Our Work - DRAFT

Our Work - DRAFT

Education is the most effective tool for solving the world’s greatest challenges

If all women completed secondary education, child deaths would be cut in half, saving three million lives.

Worldwide access to primary and girls’ education could result in a 70 gigaton reduction of carbon dioxide by 2050.13 Deaths caused by natural disasters and extreme temperature events could be 60% lower by 2050 if 70% of women were able to achieve a lower-secondary-school education.

In sub-Saharan Africa, the risk of conflict in countries with higher education equality is less than half that of areas with lower equality in education.

Over 40 years, income per capita is 23% higher in a country with more equal education.

If historically low-income countries were to reach their goal of universal secondary education by 2030, then by 2050, per capita earnings would increase by 75%, thereby lifting 60 million people out of poverty.

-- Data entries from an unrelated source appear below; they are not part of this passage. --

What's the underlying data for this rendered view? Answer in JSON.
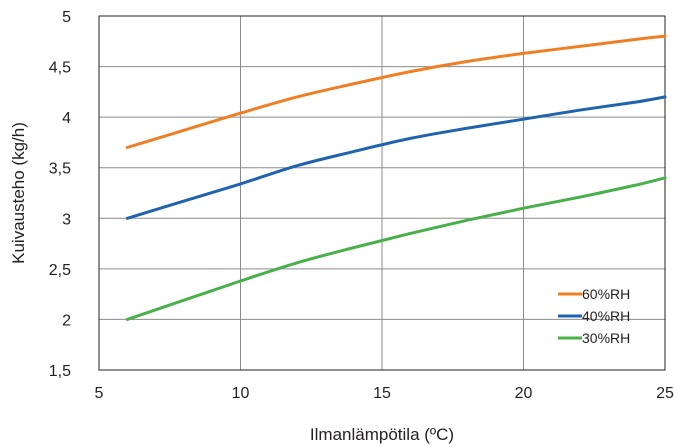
{
  "chart_data": {
    "type": "line",
    "xlabel": "Ilmanlämpötila (ºC)",
    "ylabel": "Kuivausteho (kg/h)",
    "xlim": [
      5,
      25
    ],
    "ylim": [
      1.5,
      5
    ],
    "x_ticks": [
      "5",
      "10",
      "15",
      "20",
      "25"
    ],
    "y_ticks": [
      "1,5",
      "2",
      "2,5",
      "3",
      "3,5",
      "4",
      "4,5",
      "5"
    ],
    "x_tick_values": [
      5,
      10,
      15,
      20,
      25
    ],
    "y_tick_values": [
      1.5,
      2,
      2.5,
      3,
      3.5,
      4,
      4.5,
      5
    ],
    "grid": true,
    "legend_position": "bottom-right",
    "series": [
      {
        "name": "60%RH",
        "color": "#f07f24",
        "x": [
          6,
          8,
          10,
          12,
          14,
          16,
          18,
          20,
          22,
          24,
          25
        ],
        "y": [
          3.7,
          3.87,
          4.04,
          4.2,
          4.33,
          4.45,
          4.55,
          4.63,
          4.7,
          4.77,
          4.8
        ]
      },
      {
        "name": "40%RH",
        "color": "#1f63ae",
        "x": [
          6,
          8,
          10,
          12,
          14,
          16,
          18,
          20,
          22,
          24,
          25
        ],
        "y": [
          3.0,
          3.17,
          3.34,
          3.52,
          3.66,
          3.79,
          3.89,
          3.98,
          4.07,
          4.15,
          4.2
        ]
      },
      {
        "name": "30%RH",
        "color": "#48b04a",
        "x": [
          6,
          8,
          10,
          12,
          14,
          16,
          18,
          20,
          22,
          24,
          25
        ],
        "y": [
          2.0,
          2.19,
          2.38,
          2.56,
          2.71,
          2.85,
          2.98,
          3.1,
          3.21,
          3.33,
          3.4
        ]
      }
    ]
  }
}
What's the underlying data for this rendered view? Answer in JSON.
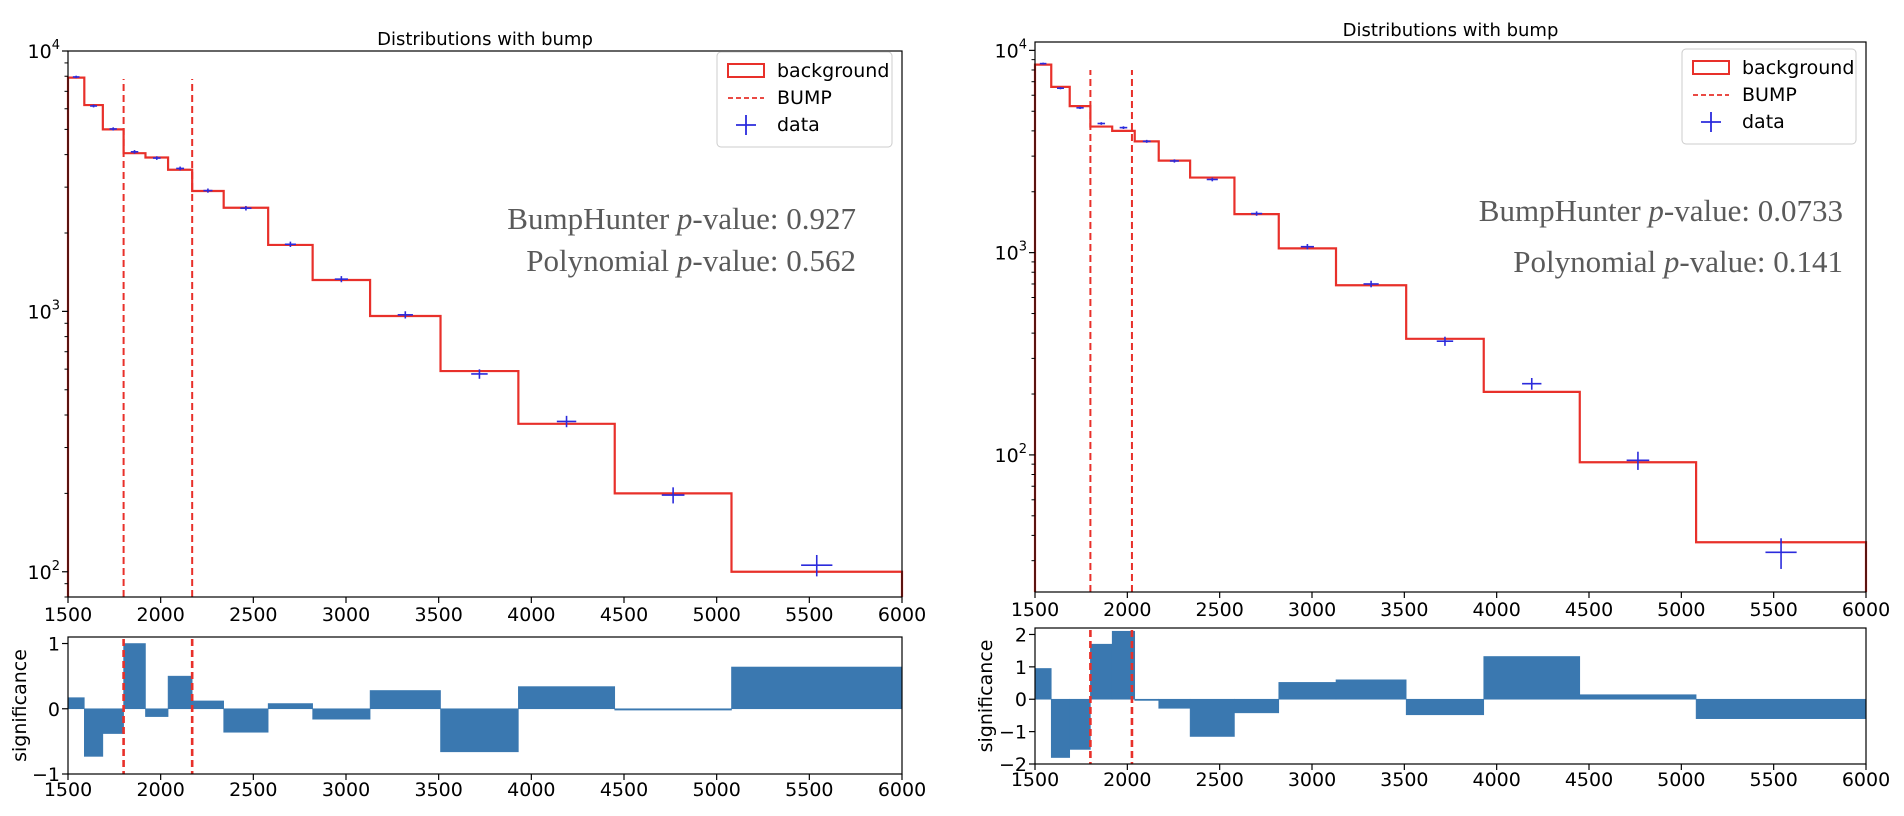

Room to Read addresses both access to education and quality of education, meeting children’s learning needs both in and out of the classroom 

How We Do It

Our Literacy Portfolio supports children in developing literacy skills with a love of reading, and our Gender Equality Portfolio supports adolescents, particularly girls, in developing life skills that promote gender equality.

We deliver and scale our programming directly and with partners, operating within our core competencies: curriculum and content; educator training and coaching; delivery structures; and research and insights. 

To accelerate learning outcomes for more children, more quickly, we collaborate with government education systems and non-formal learning systems, as well as multimedia and evidence management systems to scale our programming.


Developing life skills that promote gender equality

Room to Read’s Gender Equality Portfolio supports all adolescents, particularly girls, to develop life skills that promote gender equality. Within our Girls' Education Program, we help girls develop their power as positive change agents through four main components:

Life Skills Education, Individual Mentorship, Community Engagement, Material Support

Room to Read recognizes the role that boys and men play in promoting a more gender equitable world. Promoting gender equal relations and attitudes among boys can profoundly improve their life outcomes as well as the lives of their future partners and children. We are deepening our commitment to gender equality by offering life skills programming for boys that provides a safe space for them to question harmful gender norms and practice gender equal behaviors.

Room to Read is poised to implement our gender equality programming at scale as we integrate our approach and life skills curriculum in public schools and long-term community programming and work alongside ministries of education in several countries to adapt and integrate key parts of our life skills curriculum at the systems level.

We’ve gone further to develop the delivery of our life skills curriculum through a variety of multimedia channels to reach every adolescent girl in the world with the tools she needs to create change. Our multimedia storytelling initiative, She Creates Change, seeks to support all adolescent girls in the world with the content that equips and inspires them to create positive change in their lives – delivering curriculum packages that align with stories presented through books, audio stories and film. 

Severe Learning Crisis

The world is experiencing its most severe global learning crisis. The current generation of children are experiencing the largest loss of learning in recorded history, and learning poverty has increased by a third in low-and middle-income countries.

  • Only 1 in 6 countries are on track to meet Sustainable Development Goal 4 and achieve universal access to quality education by 2030.
  • Progress towards Sustainable Development Goal 5 has been slow, with only 15% of indicators on track to achieve gender equality by 2030.
  • Even if governments meet their national education targets, there will still be an estimated 84 million children and young people out of school by 2030.